I say “change the world” unabashedly. We must not be embarrassed by our optimism. Who could have imagined 30 years ago that we would be educating probation officers in Romania, police in Iceland, law professors in Costa Rica, child care workers in South Africa, prosecutors in Jamaica and educators in Hong Kong? Or that our educational efforts would assist the Thai Ministry of Justice in carrying out more than 17,000 restorative conferences diverting young people from incarceration? Or that Hull, England, a city of a quarter million, would be using our programs to educate 23,000 social workers, educators and others serving children and young people to create the world’s first restorative city? Or that I would be standing here today, accepting responsibility for leading the world’s first graduate school wholly dedicated to restorative practices?

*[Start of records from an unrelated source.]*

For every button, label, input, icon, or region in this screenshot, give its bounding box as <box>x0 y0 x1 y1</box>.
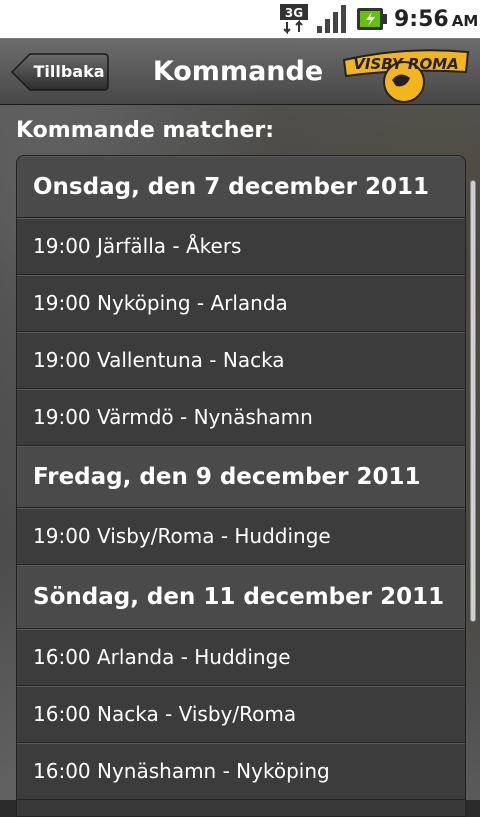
signal-icon <box>317 5 346 33</box>
match-item[interactable]: 16:00 Nacka - Visby/Roma <box>17 686 465 743</box>
match-item[interactable]: 16:00 Nynäshamn - Nyköping <box>17 743 465 800</box>
page-title: Kommande <box>152 56 324 87</box>
network-type-label: 3G <box>285 6 303 20</box>
back-button-label: Tillbaka <box>33 62 105 81</box>
day-header[interactable]: Fredag, den 9 december 2011 <box>17 446 465 508</box>
back-button[interactable]: Tillbaka <box>10 52 110 92</box>
clock: 9:56 AM <box>394 5 478 35</box>
match-item[interactable]: 19:00 Visby/Roma - Huddinge <box>17 508 465 565</box>
match-item[interactable]: 19:00 Vallentuna - Nacka <box>17 332 465 389</box>
match-item[interactable]: 19:00 Järfälla - Åkers <box>17 218 465 275</box>
3g-data-icon: 3G <box>280 4 308 35</box>
day-header[interactable]: Söndag, den 11 december 2011 <box>17 565 465 629</box>
clock-time: 9:56 <box>394 7 449 32</box>
scrollbar[interactable] <box>470 180 476 622</box>
day-header[interactable]: Onsdag, den 7 december 2011 <box>17 156 465 218</box>
clock-ampm: AM <box>451 12 479 30</box>
match-item[interactable]: 19:00 Nyköping - Arlanda <box>17 275 465 332</box>
logo-text: VISBY ROMA <box>353 55 459 73</box>
visby-roma-logo: VISBY ROMA <box>342 49 470 103</box>
match-list[interactable]: Onsdag, den 7 december 2011 19:00 Järfäl… <box>16 155 466 817</box>
section-heading: Kommande matcher: <box>16 118 275 143</box>
match-item[interactable]: 16:00 Arlanda - Huddinge <box>17 629 465 686</box>
battery-charging-icon <box>357 8 387 30</box>
match-item[interactable]: 19:00 Värmdö - Nynäshamn <box>17 389 465 446</box>
status-bar: 3G 9:56 AM <box>0 0 480 39</box>
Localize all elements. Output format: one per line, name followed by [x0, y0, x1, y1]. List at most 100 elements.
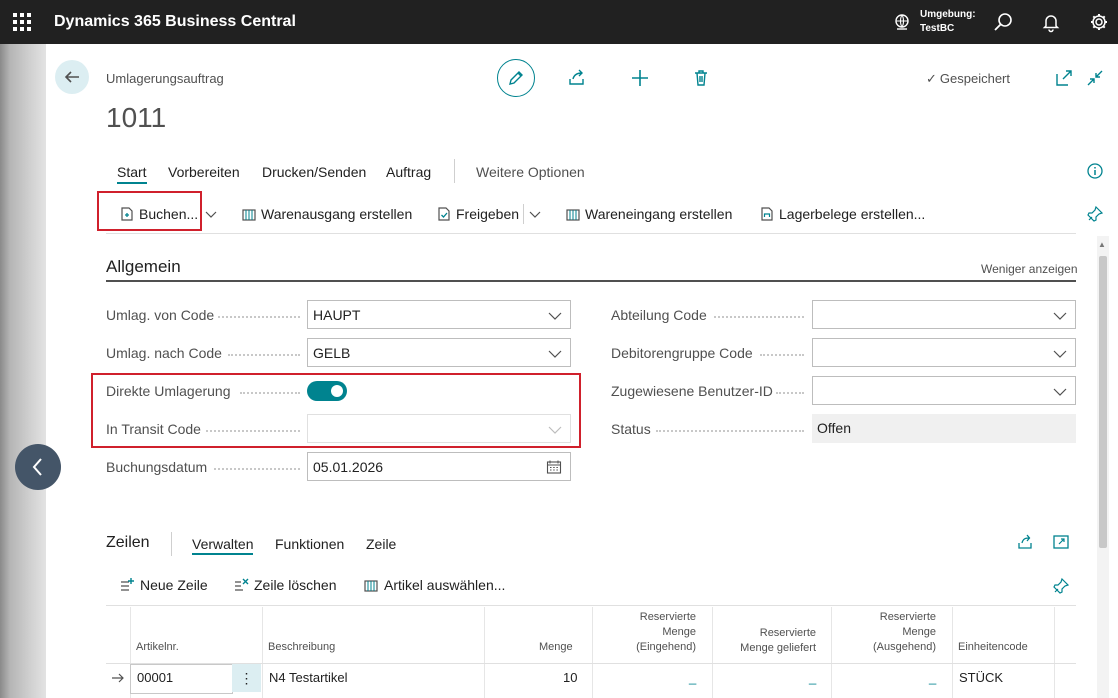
row-actions-menu-button[interactable]: ⋮ [232, 664, 261, 692]
field-label-status: Status [611, 421, 651, 437]
grid-column-divider [831, 607, 832, 698]
lines-expand-icon[interactable] [1052, 533, 1070, 551]
field-label-transfer-from: Umlag. von Code [106, 307, 215, 323]
status-value: Offen [817, 420, 851, 436]
lines-tab-line[interactable]: Zeile [366, 536, 396, 552]
assigned-user-select[interactable] [812, 376, 1076, 405]
environment-info[interactable]: Umgebung: TestBC [920, 8, 976, 36]
create-warehouse-docs-label: Lagerbelege erstellen... [779, 206, 926, 222]
settings-gear-icon[interactable] [1088, 11, 1110, 33]
highlight-post-button [97, 191, 202, 231]
pencil-icon [509, 71, 523, 85]
customer-group-select[interactable] [812, 338, 1076, 367]
back-button[interactable] [55, 60, 89, 94]
column-header-item-no[interactable]: Artikelnr. [136, 640, 179, 655]
posting-date-value: 05.01.2026 [313, 459, 384, 475]
transfer-to-select[interactable]: GELB [307, 338, 571, 367]
create-shipment-button[interactable]: Warenausgang erstellen [241, 206, 412, 222]
scrollbar-thumb[interactable] [1099, 256, 1107, 548]
section-divider [106, 280, 1076, 282]
lines-tab-manage[interactable]: Verwalten [192, 536, 254, 555]
select-items-button[interactable]: Artikel auswählen... [363, 577, 505, 593]
tab-divider [454, 159, 455, 183]
pin-actions-icon[interactable] [1086, 205, 1104, 223]
section-general-title[interactable]: Allgemein [106, 257, 181, 277]
open-new-window-icon[interactable] [1053, 67, 1075, 89]
edit-button[interactable] [497, 59, 535, 97]
record-number-title: 1011 [106, 102, 167, 133]
cell-quantity[interactable]: 10 [563, 670, 577, 685]
collapse-panel-button[interactable] [15, 444, 61, 490]
select-items-icon [364, 580, 378, 592]
show-less-link[interactable]: Weniger anzeigen [981, 262, 1078, 276]
create-receipt-button[interactable]: Wareneingang erstellen [565, 206, 732, 222]
new-record-plus-icon[interactable] [629, 67, 651, 89]
cell-reserved-outbound[interactable]: _ [929, 670, 936, 685]
field-dots [656, 430, 804, 432]
checkmark-icon: ✓ [926, 71, 937, 86]
delete-line-button[interactable]: Zeile löschen [233, 577, 337, 593]
warehouse-document-icon [761, 207, 773, 221]
field-dots [218, 316, 300, 318]
release-button[interactable]: Freigeben [436, 206, 519, 222]
field-label-transfer-to: Umlag. nach Code [106, 345, 222, 361]
field-label-posting-date: Buchungsdatum [106, 459, 208, 475]
app-bar: Dynamics 365 Business Central Umgebung: … [0, 0, 1118, 44]
delete-line-icon [235, 578, 249, 591]
collapse-focus-icon[interactable] [1084, 67, 1106, 89]
delete-trash-icon[interactable] [690, 67, 712, 89]
transfer-from-select[interactable]: HAUPT [307, 300, 571, 329]
pin-lines-actions-icon[interactable] [1052, 577, 1070, 595]
cell-reserved-shipped[interactable]: _ [809, 670, 816, 685]
column-header-reserved-outbound[interactable]: Reservierte Menge (Ausgehend) [837, 610, 936, 655]
grid-column-divider [1054, 607, 1055, 698]
post-dropdown-chevron-icon[interactable] [204, 207, 218, 221]
notification-bell-icon[interactable] [1040, 11, 1062, 33]
column-header-line: Menge geliefert [740, 642, 816, 654]
chevron-down-icon [1053, 350, 1067, 358]
cell-description[interactable]: N4 Testartikel [269, 670, 348, 685]
release-split-divider [523, 204, 524, 224]
grid-column-divider [592, 607, 593, 698]
create-shipment-label: Warenausgang erstellen [261, 206, 413, 222]
create-warehouse-docs-button[interactable]: Lagerbelege erstellen... [759, 206, 925, 222]
status-field: Offen [812, 414, 1076, 443]
column-header-reserved-inbound[interactable]: Reservierte Menge (Eingehend) [598, 610, 696, 655]
new-line-button[interactable]: Neue Zeile [119, 577, 208, 593]
release-dropdown-chevron-icon[interactable] [528, 207, 542, 221]
grid-column-divider [952, 607, 953, 698]
info-icon[interactable] [1086, 162, 1104, 180]
posting-date-input[interactable]: 05.01.2026 [307, 452, 571, 481]
tab-weitere-optionen[interactable]: Weitere Optionen [476, 164, 585, 180]
column-header-uom[interactable]: Einheitencode [958, 640, 1028, 655]
department-select[interactable] [812, 300, 1076, 329]
column-header-description[interactable]: Beschreibung [268, 640, 335, 655]
share-icon[interactable] [566, 67, 588, 89]
tab-vorbereiten[interactable]: Vorbereiten [168, 164, 240, 180]
calendar-icon[interactable] [546, 459, 562, 475]
cell-uom[interactable]: STÜCK [959, 670, 1003, 685]
tab-drucken-senden[interactable]: Drucken/Senden [262, 164, 366, 180]
lines-share-icon[interactable] [1016, 533, 1034, 551]
chevron-left-icon [32, 458, 42, 476]
field-dots [228, 354, 300, 356]
lines-divider [171, 532, 172, 556]
search-icon[interactable] [992, 11, 1014, 33]
column-header-quantity[interactable]: Menge [539, 640, 573, 655]
background-page-strip [0, 44, 46, 698]
page-breadcrumb: Umlagerungsauftrag [106, 71, 224, 86]
app-title[interactable]: Dynamics 365 Business Central [54, 13, 296, 31]
receipt-icon [566, 209, 580, 221]
environment-label: Umgebung: [920, 9, 976, 20]
lines-tab-functions[interactable]: Funktionen [275, 536, 344, 552]
cell-reserved-inbound[interactable]: _ [689, 670, 696, 685]
grid-column-divider [484, 607, 485, 698]
shipment-icon [242, 209, 256, 221]
tab-auftrag[interactable]: Auftrag [386, 164, 431, 180]
column-header-reserved-shipped[interactable]: Reservierte Menge geliefert [718, 626, 816, 656]
tab-start[interactable]: Start [117, 164, 147, 184]
app-launcher-icon[interactable] [13, 13, 31, 31]
scroll-up-arrow-icon[interactable]: ▲ [1098, 240, 1106, 249]
chevron-down-icon [548, 350, 562, 358]
lines-title[interactable]: Zeilen [106, 534, 150, 552]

So don’t let the naysayers get you down. The world needs our vision of hope. The human race now holds in its mortal hands the power to tinker with the genetic underpinnings of life, to alter the climate of our planet, to extinguish whole species, and to wield, as weaponry, the awesome energy of the stars. Our technological skills have outpaced our social skills, but restorative practices can correct that imbalance.
No, we are not pursuing an unrealistic utopian dream. We recognize that conflict is integral to being human. What we propose, however, is to get better at managing conflict. And to minimize conflict by proactively restoring community in an increasingly disconnected world.